Riddle Thread

[Snafuist]

And I was inspired by this: Labyrinth Puzzle.

[Akkernight]

Damn... My argument to why I don't understand any of this is... I haven't finished school xP Now make the algorithm for randomness for me >: D

[abachler]

Well that makes for an interesting optimization for large prime number searches. I wonder what percentage of workload it would reduce to first check that a number met that particular criteria.

[Snafuist]

Well that makes for an interesting optimization for large prime number searches. I wonder what percentage of workload it would reduce to first check that a number met that particular criteria.

A number is dividable by 2 and 3 if it is dividable by 24, so checking if 2 or 3 divides a given number is probably much faster (and tells you more about the number).

Greets,
Philip

[Sebastiani]

Hey that's pretty cool, though. Nice one.

[abachler]

Its faster to just check if a number, modulo 6469693230 has a prime remainder, since all prime numbers do.

[Tonto]

The greatest common factor explanation of this is great

[Sebastiani]

>> Its faster to just check if a number, modulo 6469693230 has a prime remainder, since all prime numbers do.

Are you sure about that? Can you elaborate?

[abachler]

>> Its faster to just check if a number, modulo 6469693230 has a prime remainder, since all prime numbers do.

Are you sure about that? Can you elaborate?

Yes I'm sure, no I won't elaborate. Well, maybe a little. Specifically, any prime number P modulo a primorial X such that P=> primorial X will have a prime remainder. Obviously it also works for P< X btu then you just check it agaisnt he known primes. This is not a guarantee that the number tested is prime, but it will guarantee it is composite if it fails. It will nto however give you any of the factors of the composite number. The greater the value of X the stronger the evidence for being prime. This method of checking very large primes is an embarrisingly parallelizable method. Since as X grows, it increases teh number of independant checks very quickly. It does however require a very large and comprehensive database of known primes for values of X larger than ~31. The size of the database approaches (X primorial / ln(X primorial)) * sizeof(N) where N is the type of teh storage unit for a single prime. For X = 23 and N is a DWORD its about 46MB, while for 29 its over 1GB, and it grows more rapidly after that.

[Snafuist]

There are seven dwarfs, each one wearing a unique hat. A wind blows off the hats. The dwarfs start running after their hats and each dwarf puts on the first hat that he manages to catch. Eventually every dwarf has a hat again.
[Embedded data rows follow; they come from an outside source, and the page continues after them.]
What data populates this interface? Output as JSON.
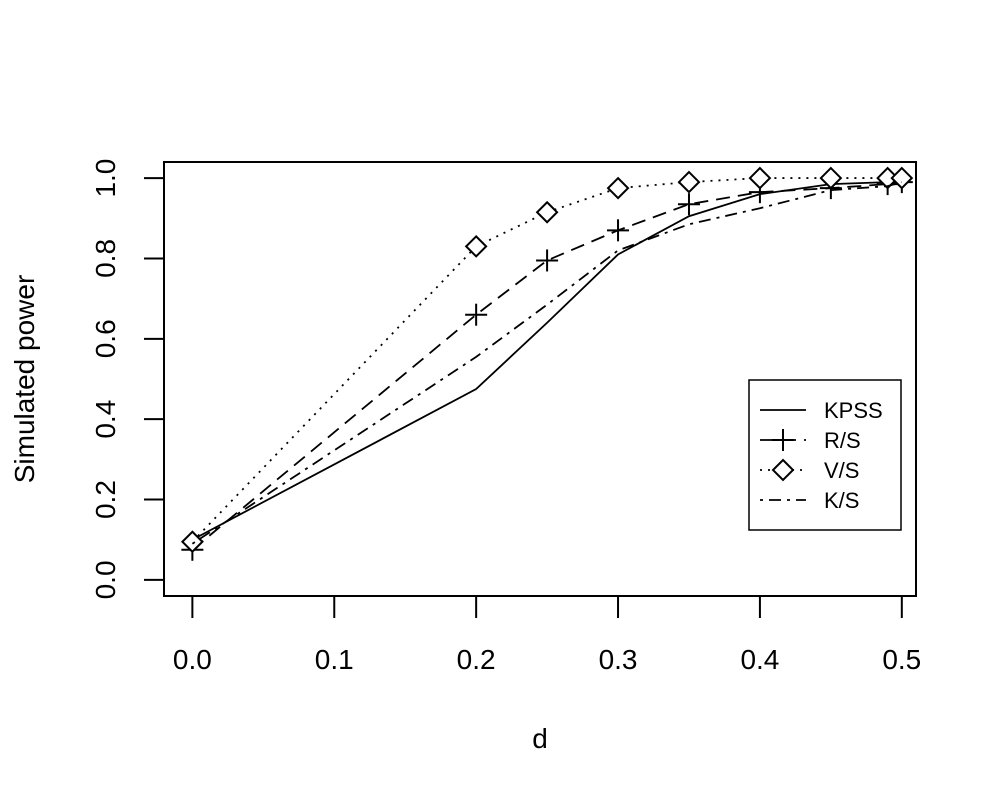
{
  "chart_data": {
    "type": "line",
    "title": "",
    "xlabel": "d",
    "ylabel": "Simulated power",
    "xlim": [
      -0.02,
      0.51
    ],
    "ylim": [
      -0.04,
      1.04
    ],
    "xticks": [
      0.0,
      0.1,
      0.2,
      0.3,
      0.4,
      0.5
    ],
    "xtick_labels": [
      "0.0",
      "0.1",
      "0.2",
      "0.3",
      "0.4",
      "0.5"
    ],
    "yticks": [
      0.0,
      0.2,
      0.4,
      0.6,
      0.8,
      1.0
    ],
    "ytick_labels": [
      "0.0",
      "0.2",
      "0.4",
      "0.6",
      "0.8",
      "1.0"
    ],
    "grid": false,
    "legend_position": "right",
    "x": [
      0.0,
      0.2,
      0.25,
      0.3,
      0.35,
      0.4,
      0.45,
      0.49,
      0.5
    ],
    "series": [
      {
        "name": "KPSS",
        "line": "solid",
        "marker": "none",
        "values": [
          0.1,
          0.475,
          0.64,
          0.81,
          0.905,
          0.96,
          0.985,
          0.99,
          0.99
        ]
      },
      {
        "name": "R/S",
        "line": "dashed",
        "marker": "plus",
        "values": [
          0.075,
          0.66,
          0.795,
          0.87,
          0.935,
          0.965,
          0.975,
          0.985,
          0.99
        ]
      },
      {
        "name": "V/S",
        "line": "dotted",
        "marker": "diamond",
        "values": [
          0.095,
          0.83,
          0.915,
          0.975,
          0.99,
          1.0,
          1.0,
          1.0,
          1.0
        ]
      },
      {
        "name": "K/S",
        "line": "dotdash",
        "marker": "none",
        "values": [
          0.09,
          0.555,
          0.685,
          0.82,
          0.885,
          0.925,
          0.97,
          0.98,
          0.99
        ]
      }
    ]
  }
}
What is the probability that exactly six dwarfs are wearing their own hat now?

Greets,
Philip

[tabstop]

I would say that equals (6!/(6*5!))-1.

[Snafuist]

Right!

Can someone else explain it?

Greets,
Philip

[Snafuist]

Oops, I skipped #4, so here it is.

Consider the following program:

Code:

int cmp(int a, int b)
{
        if(a > b) {
                return 1;
        } else if(a < b) {
                return -1;
        } else {
                return 0;
        }
}

Can you come up with an implementation that doesn't use conditionals, i.e. if, for, while, switch?

Greets,
Philip

[laserlight]

I presume that includes ternary operator, and that this is either C or C++?

[matsp]

Code:

return (a >b)?1:(a<b)?-1:0;

--
Mats